A Preference for Clarity Over Complexity
The Five Pulse Areas, the Business Lifecycle, and the VSA Framework are intentionally simplified. They allow leaders, managers, and teams to see a unified picture and work toward the same goals. In a volatile environment, effective leadership should be straightforward, not complex.
Consistent and Composed Communication
Your team doesn’t need you to pretend that everything is stable. They need to see that you have a way to stay stable as the world changes. When you communicate the status of each Pulse Area, outline the lifecycle stages you observe, and explain the focus for the next 90 days, you’re not just sharing information; you’re providing your organization with a sense of calm.

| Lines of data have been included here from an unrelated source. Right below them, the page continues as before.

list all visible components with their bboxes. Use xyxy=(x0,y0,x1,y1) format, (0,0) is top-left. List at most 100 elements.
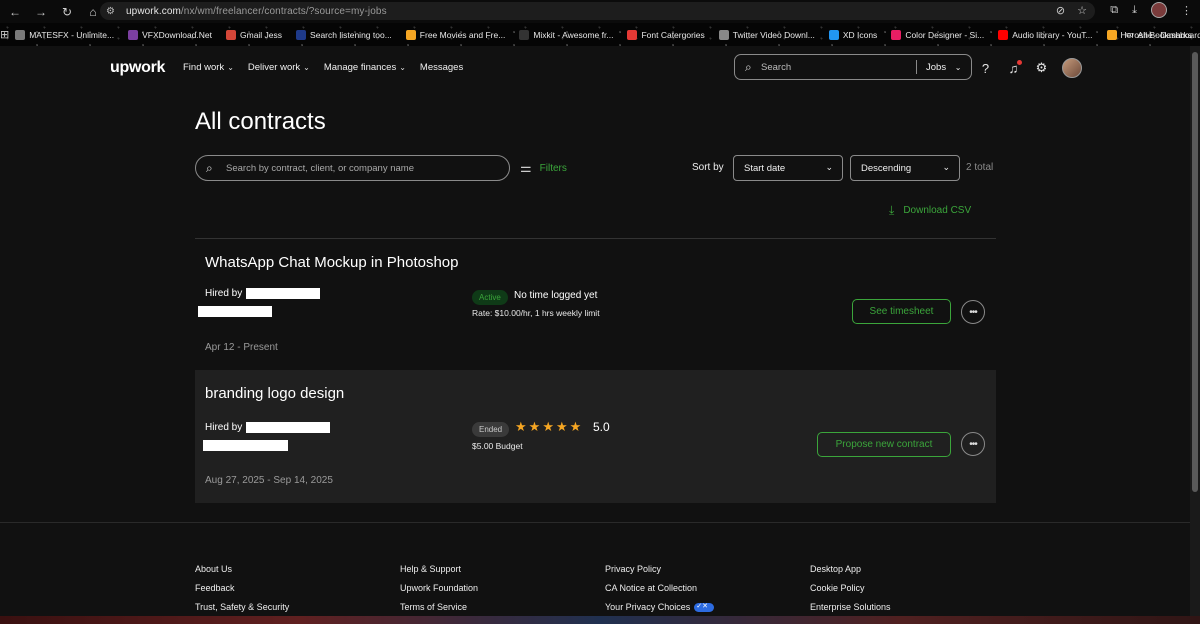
contract-title[interactable]: branding logo design xyxy=(205,385,344,402)
address-bar[interactable]: ⚙ upwork.com/nx/wm/freelancer/contracts/… xyxy=(100,2,1095,20)
nav-item[interactable]: Messages xyxy=(420,62,463,73)
footer-link[interactable]: Feedback xyxy=(195,583,289,593)
footer-link[interactable]: Upwork Foundation xyxy=(400,583,478,593)
apps-grid-icon[interactable]: ⊞ xyxy=(0,28,9,41)
taskbar-strip xyxy=(0,616,1200,624)
bookmark-label: Gmail Jess xyxy=(240,29,283,40)
see-timesheet-button[interactable]: See timesheet xyxy=(852,299,951,324)
footer-column-2: Help & Support Upwork Foundation Terms of … xyxy=(400,564,478,612)
footer-link[interactable]: Help & Support xyxy=(400,564,478,574)
scroll-thumb[interactable] xyxy=(1192,52,1198,492)
more-options-icon[interactable]: ••• xyxy=(961,300,985,324)
help-icon[interactable]: ? xyxy=(978,60,993,76)
header-search-placeholder: Search xyxy=(761,62,792,73)
propose-new-contract-button[interactable]: Propose new contract xyxy=(817,432,951,457)
bookmark-favicon-icon xyxy=(519,29,530,40)
status-text: No time logged yet xyxy=(514,290,598,301)
footer-column-4: Desktop App Cookie Policy Enterprise Solut… xyxy=(810,564,891,612)
bookmark-item[interactable]: XD Icons xyxy=(828,29,877,40)
redacted-client xyxy=(246,288,321,299)
star-icon: ★ xyxy=(528,419,541,434)
bookmark-item[interactable]: Search listening too... xyxy=(296,29,392,40)
footer-link[interactable]: Your Privacy Choices xyxy=(605,602,715,612)
forward-icon[interactable]: → xyxy=(30,2,52,22)
notification-bell-icon[interactable]: ♫ xyxy=(1006,60,1022,76)
contract-card[interactable]: branding logo design Hired by Ended ★ ★ ★ ★… xyxy=(195,370,996,503)
nav-item[interactable]: Manage finances ⌄ xyxy=(324,62,406,73)
eye-off-icon[interactable]: ⊘ xyxy=(1056,4,1065,17)
bookmark-item[interactable]: Mixkit - Awesome fr... xyxy=(519,29,613,40)
user-avatar[interactable] xyxy=(1062,58,1082,78)
page-scrollbar[interactable] xyxy=(1190,46,1200,624)
hired-by: Hired by xyxy=(205,288,321,299)
nav-item[interactable]: Find work ⌄ xyxy=(183,62,234,73)
reload-icon[interactable]: ↻ xyxy=(56,2,78,22)
sort-field-select[interactable]: Start date ⌄ xyxy=(733,155,843,181)
search-scope-select[interactable]: Jobs ⌄ xyxy=(926,62,961,73)
all-bookmarks[interactable]: ▭ All Bookmarks xyxy=(1126,29,1192,40)
bookmarks-bar: ⊞ MATESFX - Unlimite... VFXDownload.Net Gm… xyxy=(0,23,1200,46)
status-badge: Active xyxy=(472,290,508,305)
download-csv-button[interactable]: ⤓ Download CSV xyxy=(889,203,971,218)
bookmark-item[interactable]: VFXDownload.Net xyxy=(128,29,212,40)
extensions-icon[interactable]: ⧉ xyxy=(1110,4,1118,17)
bookmark-item[interactable]: MATESFX - Unlimite... xyxy=(15,29,114,40)
bookmark-label: VFXDownload.Net xyxy=(142,29,212,40)
footer-link[interactable]: Desktop App xyxy=(810,564,891,574)
footer-link[interactable]: About Us xyxy=(195,564,289,574)
bookmark-favicon-icon xyxy=(15,29,26,40)
nav-item-label: Manage finances xyxy=(323,62,397,73)
site-info-icon[interactable]: ⚙ xyxy=(106,6,122,17)
bookmark-item[interactable]: Free Movies and Fre... xyxy=(405,29,505,40)
star-icon: ★ xyxy=(555,419,568,434)
sliders-icon: ⚌ xyxy=(520,160,532,175)
footer-link[interactable]: CA Notice at Collection xyxy=(605,583,714,593)
rate-text: Rate: $10.00/hr, 1 hrs weekly limit xyxy=(472,308,600,318)
download-icon[interactable]: ⤓ xyxy=(1132,4,1137,17)
bookmark-favicon-icon xyxy=(405,29,416,40)
settings-icon[interactable]: ⚙ xyxy=(1034,60,1049,76)
nav-item-label: Find work xyxy=(183,62,225,73)
footer-link[interactable]: Cookie Policy xyxy=(810,583,891,593)
bookmark-label: Audio library - YouT... xyxy=(1012,29,1093,40)
bookmark-item[interactable]: Twitter Video Downl... xyxy=(718,29,815,40)
nav-item-label: Deliver work xyxy=(247,62,301,73)
footer-divider xyxy=(0,522,1190,523)
footer-link[interactable]: Trust, Safety & Security xyxy=(195,602,289,612)
chevron-down-icon: ⌄ xyxy=(825,162,833,172)
back-icon[interactable]: ← xyxy=(4,2,26,22)
bookmark-item[interactable]: Color Designer - Si... xyxy=(891,29,984,40)
privacy-choices-icon xyxy=(694,602,715,612)
bookmark-item[interactable]: Font Catergories xyxy=(627,29,705,40)
footer-column-3: Privacy Policy CA Notice at Collection You… xyxy=(605,564,715,612)
filters-button[interactable]: ⚌ Filters xyxy=(520,160,567,176)
contract-search-input[interactable]: ⌕ Search by contract, client, or company… xyxy=(195,155,510,181)
sort-order-select[interactable]: Descending ⌄ xyxy=(850,155,960,181)
url-text: upwork.com/nx/wm/freelancer/contracts/?s… xyxy=(126,5,387,17)
bookmark-label: Search listening too... xyxy=(310,29,392,40)
profile-avatar[interactable] xyxy=(1151,2,1167,18)
footer-link[interactable]: Terms of Service xyxy=(400,602,478,612)
contract-title[interactable]: WhatsApp Chat Mockup in Photoshop xyxy=(205,254,458,271)
redacted-company xyxy=(203,440,288,451)
more-options-icon[interactable]: ••• xyxy=(961,432,985,456)
footer-link[interactable]: Privacy Policy xyxy=(605,564,714,574)
nav-item[interactable]: Deliver work ⌄ xyxy=(248,62,310,73)
contract-card[interactable]: WhatsApp Chat Mockup in Photoshop Hired … xyxy=(195,239,996,369)
budget-text: $5.00 Budget xyxy=(472,441,523,451)
bookmark-item[interactable]: Audio library - YouT... xyxy=(998,29,1093,40)
footer-column-1: About Us Feedback Trust, Safety & Security xyxy=(195,564,289,612)
header-search[interactable]: ⌕ Search Jobs ⌄ xyxy=(734,54,972,80)
bookmark-star-icon[interactable]: ☆ xyxy=(1077,4,1087,17)
notification-dot xyxy=(1017,60,1022,65)
sort-order-value: Descending xyxy=(861,163,912,174)
menu-icon[interactable]: ⋮ xyxy=(1181,4,1192,17)
upwork-logo[interactable]: upwork xyxy=(110,59,165,77)
bookmark-favicon-icon xyxy=(296,29,307,40)
hired-by-label: Hired by xyxy=(205,422,243,433)
bookmark-favicon-icon xyxy=(828,29,839,40)
footer-link[interactable]: Enterprise Solutions xyxy=(810,602,891,612)
bookmark-item[interactable]: Gmail Jess xyxy=(226,29,283,40)
star-icon: ★ xyxy=(515,419,527,434)
see-timesheet-label: See timesheet xyxy=(869,306,934,317)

The Operating System is the Real Strategy
In a constantly changing business environment, having a clever strategy alone is not sufficient. The companies that withstand challenges and even become stronger are led by leaders who recognize their operating system as a crucial strategic asset. This involves five key Pulse Areas that are consistently reviewed, lifecycles that are managed deliberately, a Vision that truly guides resource allocation, and a 90-day rhythm that aligns all activities with action.
Everything else is just noise.
If you’re a CEO, leader, or an operator feeling the pressure of change from multiple directions, don’t launch yet another initiative. Instead, focus on your operating system. Map your pulses, define your lifecycles, and streamline your rhythm. Be the steady voice in your organization that reminds everyone:
We can’t control the turbulence, but we can control how we navigate through it.
That’s the essence of a resilient business.